Bagaimanakah hadist yang bisa disebut shahih itu? Pada makalah ini kami akan
memaparkan syarat-syarat hadist yang shahih.
B.
Rumusan Masalah
Berdasarkan latar belakang di
atas, kami merumuskan masalah yang akan dibahas di makalah ini. Pertama, bagaimanakah
pengertian hadist shahih itu? Kemudian yang kedua yaitu apa saja
syarat-syarat hadist agar bisa digolongkan sebagai hadist shahih itu?
BAB II
PEMBAHASAN
A.
Pengertian Hadist
Shahih
Secara etimologi, kata shahih
berarti yang sehat; yang selamat dari aib; yang benar; yang sah; dan yang
sempurna.

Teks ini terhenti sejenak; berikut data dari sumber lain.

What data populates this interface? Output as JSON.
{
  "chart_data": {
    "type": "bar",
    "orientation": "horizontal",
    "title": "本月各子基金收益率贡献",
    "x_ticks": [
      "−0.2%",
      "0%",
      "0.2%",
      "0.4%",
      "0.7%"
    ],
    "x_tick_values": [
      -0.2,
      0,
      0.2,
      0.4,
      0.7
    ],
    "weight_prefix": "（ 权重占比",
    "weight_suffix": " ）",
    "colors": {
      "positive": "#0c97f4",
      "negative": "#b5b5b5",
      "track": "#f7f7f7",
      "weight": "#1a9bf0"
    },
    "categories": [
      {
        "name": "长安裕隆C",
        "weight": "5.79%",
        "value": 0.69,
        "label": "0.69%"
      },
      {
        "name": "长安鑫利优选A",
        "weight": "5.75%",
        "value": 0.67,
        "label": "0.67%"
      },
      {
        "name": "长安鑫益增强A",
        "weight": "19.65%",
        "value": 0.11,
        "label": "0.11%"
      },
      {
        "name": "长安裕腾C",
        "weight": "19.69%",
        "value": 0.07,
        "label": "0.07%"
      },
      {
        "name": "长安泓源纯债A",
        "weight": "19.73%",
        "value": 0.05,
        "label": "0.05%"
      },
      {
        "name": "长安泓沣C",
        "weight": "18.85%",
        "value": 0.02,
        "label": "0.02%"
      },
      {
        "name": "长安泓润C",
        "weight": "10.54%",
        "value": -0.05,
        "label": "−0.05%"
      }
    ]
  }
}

Dengan demikian hadist shahih berarti hadist yang sehat, hadist yang
sah, atau hadist yang selamat.
Secara terminologi, hadist shahih
didefinisikan secara varian oleh para ulama dari sisi kepadatan dan
keringkasan.
Ibn al-Shalah mendefinisikan
hadist shahih adalah hadist yang disandarkan kepada Nabi saw., yang bersambung
sanad-nya, diriwayatkan oleh rawi yang adil dan dhabit dan tidak
terdapat kejanggalan dan cacat.
Ibnu Hajar mendefiniskan hadist
shahih dengan mengatakan bahwa hadist shahih adalah hadist yang diriwayatkan
oleh orang yang adil, sempurna kedhabitannya, bersambung sanadnya, tidak
berillat dan tidak syadz.
Al-Nawawi mendefinisikan hadist
shahih dalam ungkapan “Hadist yang bersambung sanadnya, diriwayatkan oleh para
periwayat yang adil lagi dhabit, tidak syudzuz dan tidak berillat”.[1]
B.
Syarat-syarat Hadist
Shahih
Dari beberapa pengertian hadist
shahih di atas, maka mayoritas ulama hadist sepakat menyatakan bahwa syarat
yang harus dipenuhi hadist shahih adalah; (1) sanad hadist tersebut harus bersambung; (2) seluruh periwayat bersifat adil;
(3) seluruh periwayat pada sanad bersifat dhabith; (4)
sanad hadis itu terhindar dari
syadz; dan (5) sanad
hadis itu terhindar dari ‘illat.[2]
1.
Sanad hadist tersebut harus bersambung
Maksudnya adalah bahwa setiap perawi menerima
hadis secara langsung dari perawi yang berbeda di atasnya, dari awal sanad
sampai ke akhir sanad, dan seterusnya sampai kepada Nabi Muhammad SAW sebagai
sumber hadist tersebut.
Untuk membuktikan apakah antara sanad-sanad itu
bersambung atau tidak, diantaranya dengan meninjau dari usianya masing-masing rawi dan tempat tinggal mereka, apakah usia keduanya memungkinkan
bertemu atau tidak. Selain itu, cara mereka menerima atau menyampaikannya ialah
dengan cara sama’ (mendengar)
atau munawalah (mencatat), atau dengan cara lain.[3]
2.
Seluruh rawi bersifat adil
Artinya perawi hadist tersebut memiliki ketelitian dalam menerima
hadist, memahami
apa yang ia dengar, serta mampu mengingat dan menghafalkan sejak ia
menerima hadis tersebut sampai pada masa ketika ia meriwayatkannya.
3.
Seluruh rawi bersifat dhabit
Dhabit menurut bahasa ialah “yang kokoh, yang kuat, yang tepat, yang hafal dengan sempurna”. Sedangkan menurut istilah ialah
“orang yang kuat hafalannya tentang apa yang telah didengarnya dan mampu
menyampaikan hafalannya itu kapan saja ia kehendaki, baik dengan hapalannya yang kuat ataupun dengan
kitabnya, kemudian ia mampu mengungkapkannya ketika meriwayatkannya kembali.[4]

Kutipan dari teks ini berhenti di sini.